Писательство было судьбой.


И все же он не был писателем в том словарном смысле этого слова, которое применимо ко всем остальным сочинителям.

Он не рассказывал истории, как другие.

Он не описывал обстоятельства, как другие.

Он не изображал характеры, как другие.

И это притом, что Достоевский был гениальным художником.

Точнее — мыслителем, наделенным гениальным художественным даром.


«В романах Достоевского есть места, в которых всего более отражаются особенности его, как художника, и о которых трудно решить, так же, как о некоторых стихотворениях Гёте и рисунках Леонардо да Винчи, что это — искусство или наука? — писал Д. С. Мережковский. — Во всяком случае это не „чистое искусство“ и не „чистая наука“. Здесь точность знания и ясновидение творчества — вместе. Это новое соединение, которое предчувствовали величайшие художники и ученые, и которому нет еще имени» [Мережковский Д. С. Л. Толстой и Достоевский // Мережковский Д. С. Л. Толстой и Достоевский. Вечные спутники. М.: Республика, 1995. С. 114.].
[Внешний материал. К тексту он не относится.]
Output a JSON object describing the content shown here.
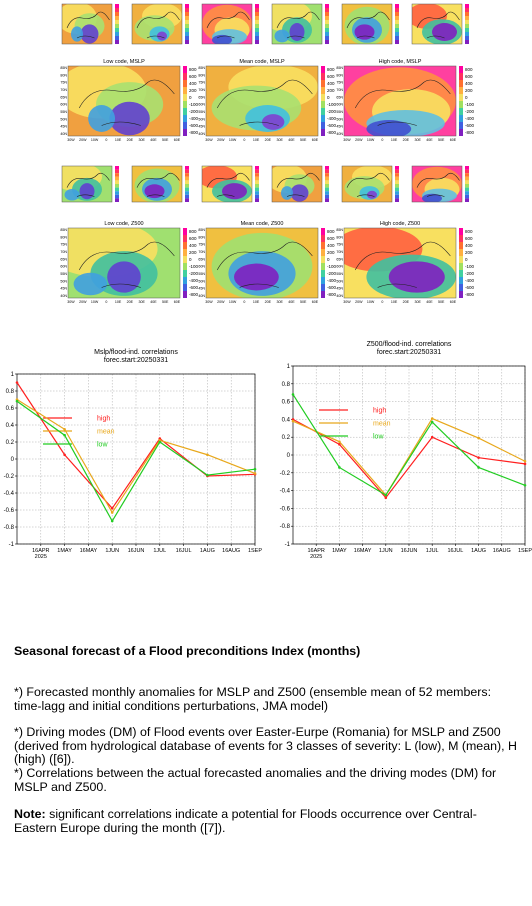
{
  "map_panels": [
    {
      "title": "Low code, MSLP"
    },
    {
      "title": "Mean code, MSLP"
    },
    {
      "title": "High code, MSLP"
    },
    {
      "title": "Low code, Z500"
    },
    {
      "title": "Mean code, Z500"
    },
    {
      "title": "High code, Z500"
    }
  ],
  "lat_labels": [
    "85N",
    "80N",
    "75N",
    "70N",
    "65N",
    "60N",
    "55N",
    "50N",
    "45N",
    "40N"
  ],
  "lon_labels": [
    "30W",
    "20W",
    "10W",
    "0",
    "10E",
    "20E",
    "30E",
    "40E",
    "50E",
    "60E"
  ],
  "colorbar_labels": [
    "800",
    "600",
    "400",
    "200",
    "0",
    "-100",
    "-200",
    "-400",
    "-600",
    "-800"
  ],
  "chart_data": [
    {
      "type": "line",
      "title": "Mslp/flood-ind. correlations",
      "subtitle": "forec.start:20250331",
      "xticks": [
        "16APR",
        "1MAY",
        "16MAY",
        "1JUN",
        "16JUN",
        "1JUL",
        "16JUL",
        "1AUG",
        "16AUG",
        "1SEP"
      ],
      "year_label": "2025",
      "x": [
        null,
        "1MAY",
        "1JUN",
        "1JUL",
        "1AUG",
        "1SEP"
      ],
      "series": [
        {
          "name": "high",
          "color": "#ff2020",
          "values": [
            0.9,
            0.05,
            -0.58,
            0.24,
            -0.2,
            -0.18
          ]
        },
        {
          "name": "mean",
          "color": "#e8a81c",
          "values": [
            0.7,
            0.35,
            -0.63,
            0.22,
            0.05,
            -0.17
          ]
        },
        {
          "name": "low",
          "color": "#22cc22",
          "values": [
            0.68,
            0.28,
            -0.73,
            0.2,
            -0.19,
            -0.12
          ]
        }
      ],
      "ylim": [
        -1,
        1
      ],
      "yticks": [
        -1,
        -0.8,
        -0.6,
        -0.4,
        -0.2,
        0,
        0.2,
        0.4,
        0.6,
        0.8,
        1
      ],
      "grid": true
    },
    {
      "type": "line",
      "title": "Z500/flood-ind. correlations",
      "subtitle": "forec.start:20250331",
      "xticks": [
        "16APR",
        "1MAY",
        "16MAY",
        "1JUN",
        "16JUN",
        "1JUL",
        "16JUL",
        "1AUG",
        "16AUG",
        "1SEP"
      ],
      "year_label": "2025",
      "x": [
        null,
        "1MAY",
        "1JUN",
        "1JUL",
        "1AUG",
        "1SEP"
      ],
      "series": [
        {
          "name": "high",
          "color": "#ff2020",
          "values": [
            0.4,
            0.12,
            -0.48,
            0.2,
            -0.03,
            -0.1
          ]
        },
        {
          "name": "mean",
          "color": "#e8a81c",
          "values": [
            0.38,
            0.15,
            -0.45,
            0.41,
            0.19,
            -0.07
          ]
        },
        {
          "name": "low",
          "color": "#22cc22",
          "values": [
            0.68,
            -0.14,
            -0.45,
            0.37,
            -0.14,
            -0.34
          ]
        }
      ],
      "ylim": [
        -1,
        1
      ],
      "yticks": [
        -1,
        -0.8,
        -0.6,
        -0.4,
        -0.2,
        0,
        0.2,
        0.4,
        0.6,
        0.8,
        1
      ],
      "grid": true
    }
  ],
  "text": {
    "heading": "Seasonal forecast of a Flood preconditions Index (months)",
    "paragraphs": [
      "*) Forecasted monthly anomalies for MSLP and Z500 (ensemble mean of 52 members: time-lagg and initial conditions perturbations, JMA model)",
      "*) Driving modes (DM) of Flood events over Easter-Eurpe (Romania) for MSLP and Z500 (derived from hydrological database of events for 3 classes of severity: L (low), M (mean), H (high) ([6]).",
      "*) Correlations between the actual forecasted anomalies and the driving modes (DM) for MSLP and Z500."
    ],
    "note": {
      "label": "Note:",
      "text": "significant correlations indicate a potential for Floods occurrence over Central-Eastern Europe during the month ([7])."
    }
  }
}
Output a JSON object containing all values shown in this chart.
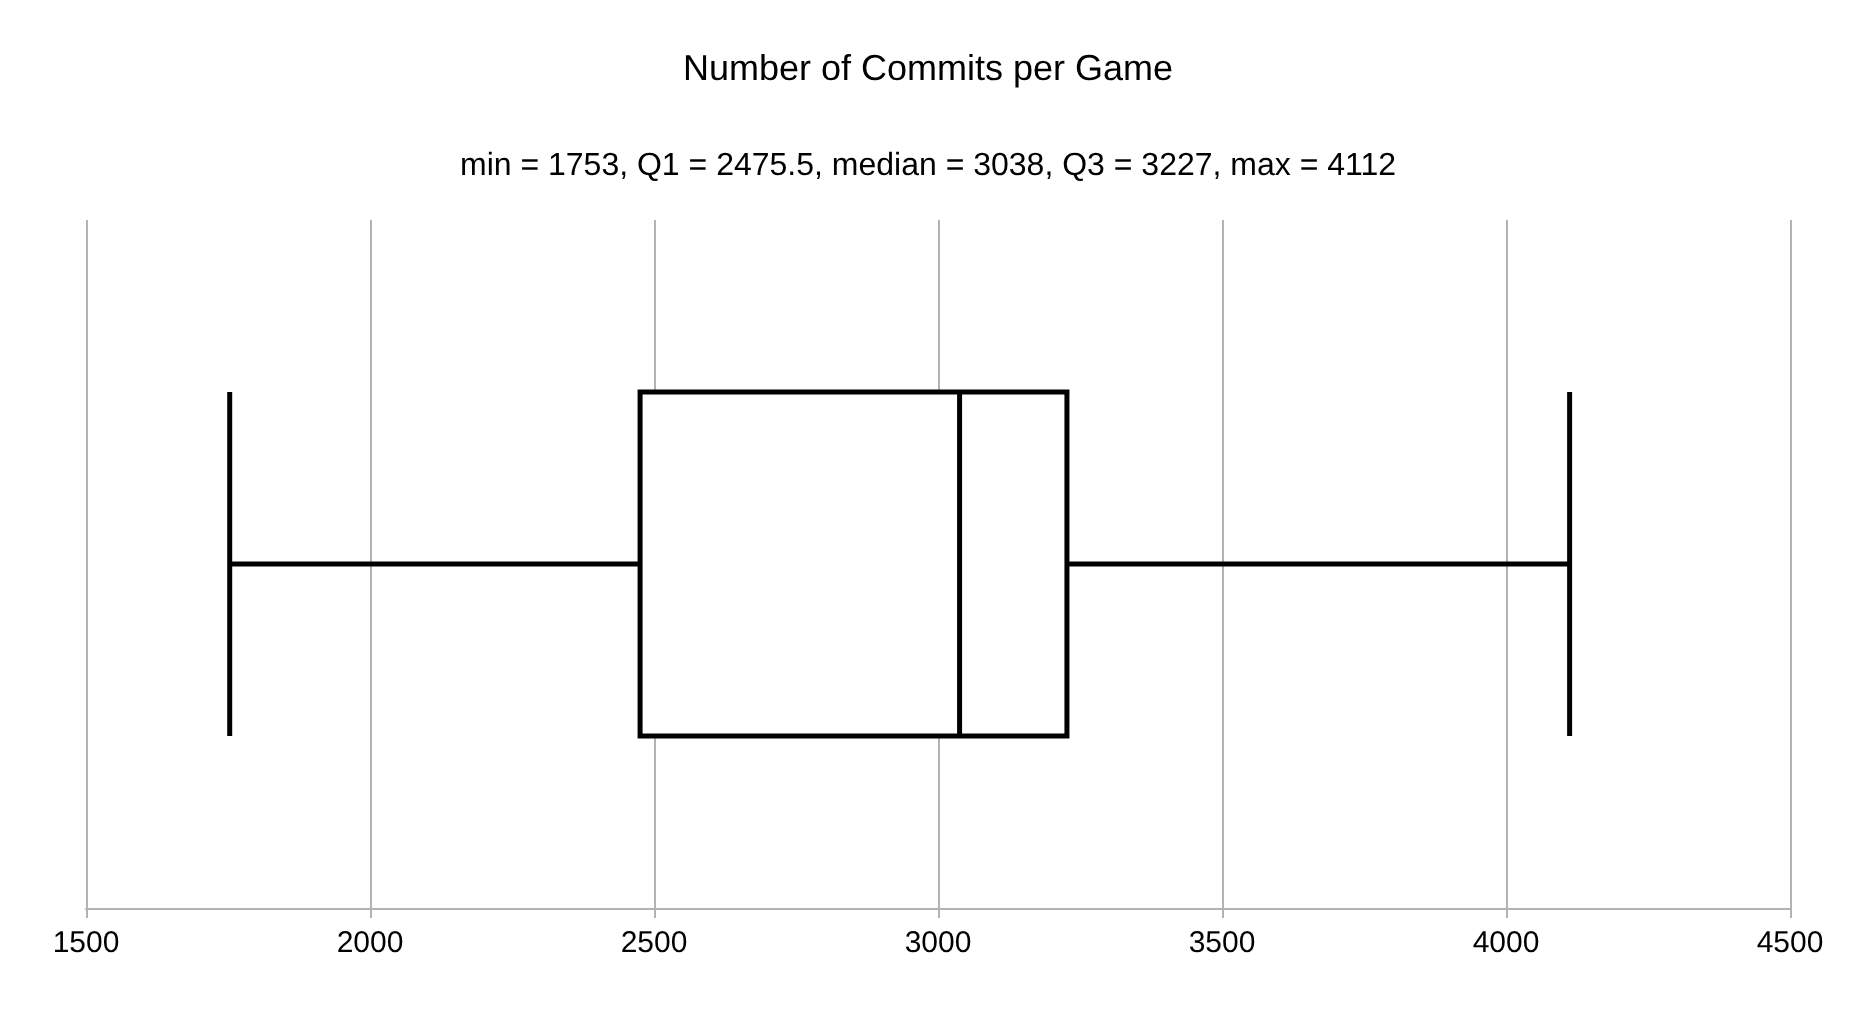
{
  "chart_data": {
    "type": "box",
    "title": "Number of Commits per Game",
    "subtitle": "min = 1753, Q1 = 2475.5, median = 3038, Q3 = 3227, max = 4112",
    "orientation": "horizontal",
    "categories": [
      null
    ],
    "series": [
      {
        "color": "#000000",
        "boxes": [
          {
            "low": 1753,
            "q1": 2475.5,
            "median": 3038,
            "q3": 3227,
            "high": 4112
          }
        ]
      }
    ],
    "xlim": [
      1500,
      4500
    ],
    "xticks": [
      1500,
      2000,
      2500,
      3000,
      3500,
      4000,
      4500
    ],
    "grid": "x",
    "tick_labels": "x"
  }
}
Время от времени в истории человечества появляются личности, в которых страстный порыв к познанию мира соединяется с исключительным художественным талантом. В отличие от своих коллег по цеху они своим творчеством стремятся «мысль разрешить». Они, если можно использовать здесь слова Евгения Трубецкого, занимаются «умозрением в красках».

К такого рода мыслителям относятся Шекспир, Гёте, Бах, Скрябин, Кандинский, Малевич. В их числе и Достоевский.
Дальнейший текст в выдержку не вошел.